Griffin Poetry Prize winner Karen Solie is a genius for poetic explorations of the sprawling network that is modernity. The poems in this collection sacrifice no lyric in their pursuit of critique, and she freely quotes from Wittgenstein and Benjamin when looking at excruciating beauty and horror alike. While looking forward to Solie’s upcoming collection, The Caiplie Caves, I will be re-reading “Rental Car” from this collection, which I have been rereading since the book’s release:

“We are all locals now. A thing is what it is called.
Country has become the countryside.
It gets so you don’t want to talk about it,
though the air is thick with personal messaging.
A thought could walk on it as on stones to find you.
My good horse will bear me over the river
of that noise. As through a burning cloud
my good horse will carry me.”

Thérèse and Isabelle
By Violette Leduc
Feminist Press

Leduc’s lyrical minimalism is beautiful and deeply felt, and THÉRÈSE has a storied publishing history, as does Leduc herself. Though most of her work is now out of print in English, Leduc, a protege of Simone de Beauvoir, was published by Albert Camus and championed by Jean-Paul Sartre. Leduc never achieved much popularity, but her work can read like a frankly feminist take on the erotics of writers like Genet. THÉRÈSE, chopped out of an earlier novel by a publisher who thought its explicitly lesbian content too risque, lives, breathes, and sings with Sophie Lewis’s translation, and I am so thankful to the Feminist Press for their work unearthing unjustly forgotten classics like this.
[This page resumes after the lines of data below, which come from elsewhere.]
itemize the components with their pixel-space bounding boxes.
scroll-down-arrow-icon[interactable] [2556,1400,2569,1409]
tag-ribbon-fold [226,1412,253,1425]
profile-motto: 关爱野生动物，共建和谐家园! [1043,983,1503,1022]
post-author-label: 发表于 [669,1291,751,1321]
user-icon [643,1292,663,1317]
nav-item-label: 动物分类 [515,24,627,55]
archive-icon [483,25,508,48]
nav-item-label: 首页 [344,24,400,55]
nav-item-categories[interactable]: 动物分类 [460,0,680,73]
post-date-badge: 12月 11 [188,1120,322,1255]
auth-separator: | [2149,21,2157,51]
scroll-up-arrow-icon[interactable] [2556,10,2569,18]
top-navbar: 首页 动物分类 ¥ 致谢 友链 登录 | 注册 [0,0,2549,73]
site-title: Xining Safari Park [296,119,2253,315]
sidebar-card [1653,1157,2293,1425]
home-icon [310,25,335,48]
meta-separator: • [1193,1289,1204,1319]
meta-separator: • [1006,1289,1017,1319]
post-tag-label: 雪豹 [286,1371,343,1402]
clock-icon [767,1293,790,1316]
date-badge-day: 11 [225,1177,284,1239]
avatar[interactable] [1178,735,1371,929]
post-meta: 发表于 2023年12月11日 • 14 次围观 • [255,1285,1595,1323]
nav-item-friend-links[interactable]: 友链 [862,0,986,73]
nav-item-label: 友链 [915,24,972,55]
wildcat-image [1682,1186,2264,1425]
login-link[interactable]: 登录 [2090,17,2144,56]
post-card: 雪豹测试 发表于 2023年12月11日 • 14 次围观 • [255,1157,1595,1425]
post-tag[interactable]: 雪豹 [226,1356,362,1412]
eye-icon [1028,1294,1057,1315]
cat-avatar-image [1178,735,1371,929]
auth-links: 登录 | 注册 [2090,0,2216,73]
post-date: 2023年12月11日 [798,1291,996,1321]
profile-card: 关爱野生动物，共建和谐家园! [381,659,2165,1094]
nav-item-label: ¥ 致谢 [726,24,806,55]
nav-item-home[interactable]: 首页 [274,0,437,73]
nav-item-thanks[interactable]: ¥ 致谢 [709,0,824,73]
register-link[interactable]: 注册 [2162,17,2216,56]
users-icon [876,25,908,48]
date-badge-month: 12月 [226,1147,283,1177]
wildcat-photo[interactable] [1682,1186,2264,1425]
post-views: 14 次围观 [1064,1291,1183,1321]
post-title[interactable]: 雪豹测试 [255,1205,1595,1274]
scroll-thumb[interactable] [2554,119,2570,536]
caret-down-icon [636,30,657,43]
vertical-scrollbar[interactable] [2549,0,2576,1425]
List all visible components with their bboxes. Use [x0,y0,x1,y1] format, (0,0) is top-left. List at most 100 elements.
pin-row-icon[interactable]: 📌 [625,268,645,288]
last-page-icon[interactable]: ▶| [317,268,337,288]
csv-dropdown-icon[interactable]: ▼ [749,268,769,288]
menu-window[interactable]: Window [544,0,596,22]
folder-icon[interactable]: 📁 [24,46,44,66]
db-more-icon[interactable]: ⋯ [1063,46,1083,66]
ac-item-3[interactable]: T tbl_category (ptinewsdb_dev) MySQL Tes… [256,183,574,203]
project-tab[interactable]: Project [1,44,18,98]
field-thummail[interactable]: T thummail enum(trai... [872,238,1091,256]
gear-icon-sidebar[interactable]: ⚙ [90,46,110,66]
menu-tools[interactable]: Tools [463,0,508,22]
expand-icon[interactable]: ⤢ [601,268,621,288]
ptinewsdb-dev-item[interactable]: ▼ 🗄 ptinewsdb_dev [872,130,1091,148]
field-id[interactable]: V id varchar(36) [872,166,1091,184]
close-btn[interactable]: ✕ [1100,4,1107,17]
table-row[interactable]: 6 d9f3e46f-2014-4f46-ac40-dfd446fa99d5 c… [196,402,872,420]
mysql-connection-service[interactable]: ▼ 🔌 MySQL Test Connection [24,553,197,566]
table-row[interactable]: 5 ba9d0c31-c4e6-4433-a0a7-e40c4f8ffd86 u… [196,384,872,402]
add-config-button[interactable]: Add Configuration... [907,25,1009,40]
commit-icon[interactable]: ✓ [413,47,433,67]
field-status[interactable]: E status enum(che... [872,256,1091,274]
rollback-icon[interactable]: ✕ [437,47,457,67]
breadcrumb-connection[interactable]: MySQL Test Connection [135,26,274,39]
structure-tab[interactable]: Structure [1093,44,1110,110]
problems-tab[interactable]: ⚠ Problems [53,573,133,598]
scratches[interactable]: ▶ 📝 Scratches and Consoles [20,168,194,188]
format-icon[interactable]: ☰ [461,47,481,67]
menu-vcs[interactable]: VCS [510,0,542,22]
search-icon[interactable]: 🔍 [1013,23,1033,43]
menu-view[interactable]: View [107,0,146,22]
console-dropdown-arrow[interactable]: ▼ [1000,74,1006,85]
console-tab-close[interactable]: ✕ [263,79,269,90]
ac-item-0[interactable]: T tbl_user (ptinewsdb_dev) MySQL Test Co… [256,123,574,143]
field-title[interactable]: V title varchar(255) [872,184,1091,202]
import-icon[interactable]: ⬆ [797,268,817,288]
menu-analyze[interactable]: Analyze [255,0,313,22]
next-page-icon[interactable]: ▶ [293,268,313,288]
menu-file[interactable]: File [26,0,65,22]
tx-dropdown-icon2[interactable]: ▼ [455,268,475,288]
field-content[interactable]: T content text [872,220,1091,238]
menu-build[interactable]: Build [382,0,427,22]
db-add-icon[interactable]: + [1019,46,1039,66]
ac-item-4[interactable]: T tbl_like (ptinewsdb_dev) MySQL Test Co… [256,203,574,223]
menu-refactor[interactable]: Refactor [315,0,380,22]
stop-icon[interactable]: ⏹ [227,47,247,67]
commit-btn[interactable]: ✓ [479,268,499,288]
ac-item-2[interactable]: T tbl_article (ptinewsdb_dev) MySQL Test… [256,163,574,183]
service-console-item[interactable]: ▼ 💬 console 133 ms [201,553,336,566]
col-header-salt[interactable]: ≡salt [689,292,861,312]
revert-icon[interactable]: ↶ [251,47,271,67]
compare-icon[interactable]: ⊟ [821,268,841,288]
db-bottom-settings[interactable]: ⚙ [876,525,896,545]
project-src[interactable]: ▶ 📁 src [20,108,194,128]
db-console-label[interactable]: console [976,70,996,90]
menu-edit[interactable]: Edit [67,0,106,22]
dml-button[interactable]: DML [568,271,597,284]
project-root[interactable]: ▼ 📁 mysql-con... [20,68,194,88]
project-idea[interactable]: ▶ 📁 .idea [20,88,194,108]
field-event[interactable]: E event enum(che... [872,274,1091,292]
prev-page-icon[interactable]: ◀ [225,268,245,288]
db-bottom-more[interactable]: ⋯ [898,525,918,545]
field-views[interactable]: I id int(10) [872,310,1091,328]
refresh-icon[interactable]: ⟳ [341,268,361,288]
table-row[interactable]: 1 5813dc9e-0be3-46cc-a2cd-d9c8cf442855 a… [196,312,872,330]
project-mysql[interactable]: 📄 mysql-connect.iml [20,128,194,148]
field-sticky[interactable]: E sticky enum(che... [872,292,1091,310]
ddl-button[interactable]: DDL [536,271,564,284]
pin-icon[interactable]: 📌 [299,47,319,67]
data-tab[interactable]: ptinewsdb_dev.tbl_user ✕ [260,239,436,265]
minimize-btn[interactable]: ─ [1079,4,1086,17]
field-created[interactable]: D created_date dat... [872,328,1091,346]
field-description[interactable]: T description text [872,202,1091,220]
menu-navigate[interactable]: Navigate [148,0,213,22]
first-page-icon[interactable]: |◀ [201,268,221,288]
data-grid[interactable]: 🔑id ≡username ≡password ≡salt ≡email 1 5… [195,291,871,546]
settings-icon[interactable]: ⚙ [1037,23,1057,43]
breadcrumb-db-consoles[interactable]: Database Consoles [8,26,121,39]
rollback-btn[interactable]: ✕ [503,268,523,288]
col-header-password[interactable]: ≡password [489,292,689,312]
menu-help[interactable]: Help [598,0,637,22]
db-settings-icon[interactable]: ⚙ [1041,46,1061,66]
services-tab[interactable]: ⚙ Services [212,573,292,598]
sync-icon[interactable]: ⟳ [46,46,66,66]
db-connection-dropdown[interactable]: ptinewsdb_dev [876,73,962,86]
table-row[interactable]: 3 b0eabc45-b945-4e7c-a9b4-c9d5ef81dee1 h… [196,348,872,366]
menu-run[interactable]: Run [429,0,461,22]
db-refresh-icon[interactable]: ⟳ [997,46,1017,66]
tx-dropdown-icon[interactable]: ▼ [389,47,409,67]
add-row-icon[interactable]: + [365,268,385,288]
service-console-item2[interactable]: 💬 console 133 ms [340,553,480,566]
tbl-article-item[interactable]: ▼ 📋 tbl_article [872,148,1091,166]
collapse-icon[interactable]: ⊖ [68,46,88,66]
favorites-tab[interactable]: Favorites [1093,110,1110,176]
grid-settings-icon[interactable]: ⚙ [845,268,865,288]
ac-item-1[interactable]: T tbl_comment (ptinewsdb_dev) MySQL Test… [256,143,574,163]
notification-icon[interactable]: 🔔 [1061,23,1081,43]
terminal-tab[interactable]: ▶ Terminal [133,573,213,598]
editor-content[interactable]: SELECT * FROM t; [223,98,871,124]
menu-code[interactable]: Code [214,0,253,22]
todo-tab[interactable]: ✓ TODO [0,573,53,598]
Features Editor Jordan Foti Gulino’s pick:

Geometry of Shadows
By Giorgio De Chirico, Translated By Stefania Heim
A Public Space

The surrealist painter Giorgio De Chirico impressed upon the art world visions of winding lanes, tilting buildings, and figures traipsing into darkness during his metaphysical phase, from 1909 to 1919. With the publication of Geometry of Shadows, translated from the Italian by Stefania Heim, the painter’s written world also comes to life. Heim’s English translations of De Chirico’s poetry and missives render previously unimaginable avenues of the painter’s inner world with delicacy and precision. It’s a must read for art appreciators of all stripes. 

Executive Editor Todd Van Luling’s pick:

Lake Success
By Gary Shteyngart
Random House

Gary Shteyngart’s 2010 novel Super Sad True Love Story got me through an early summer in New York City. Its depiction of a futuristic dystopia NYC now seems prescient for getting ahead of one of the most overdone storytelling tropes of the 2010s. I came to Lake Success with high expectations, especially given the subject matter promised to satirize hedge fund managers—a worthy and fascinating target in my mind. But instead of another story trapped in the five boroughs, the book tells the tale of a misguided, obtusely American man road-tripping across the southern United States while riding a Greyhound bus and searching for happiness. As such, the book pairs well with Charles Portis’ 1979 book Dog of the South, but with the anti-capitalist lens Shteyngart is known for at this point.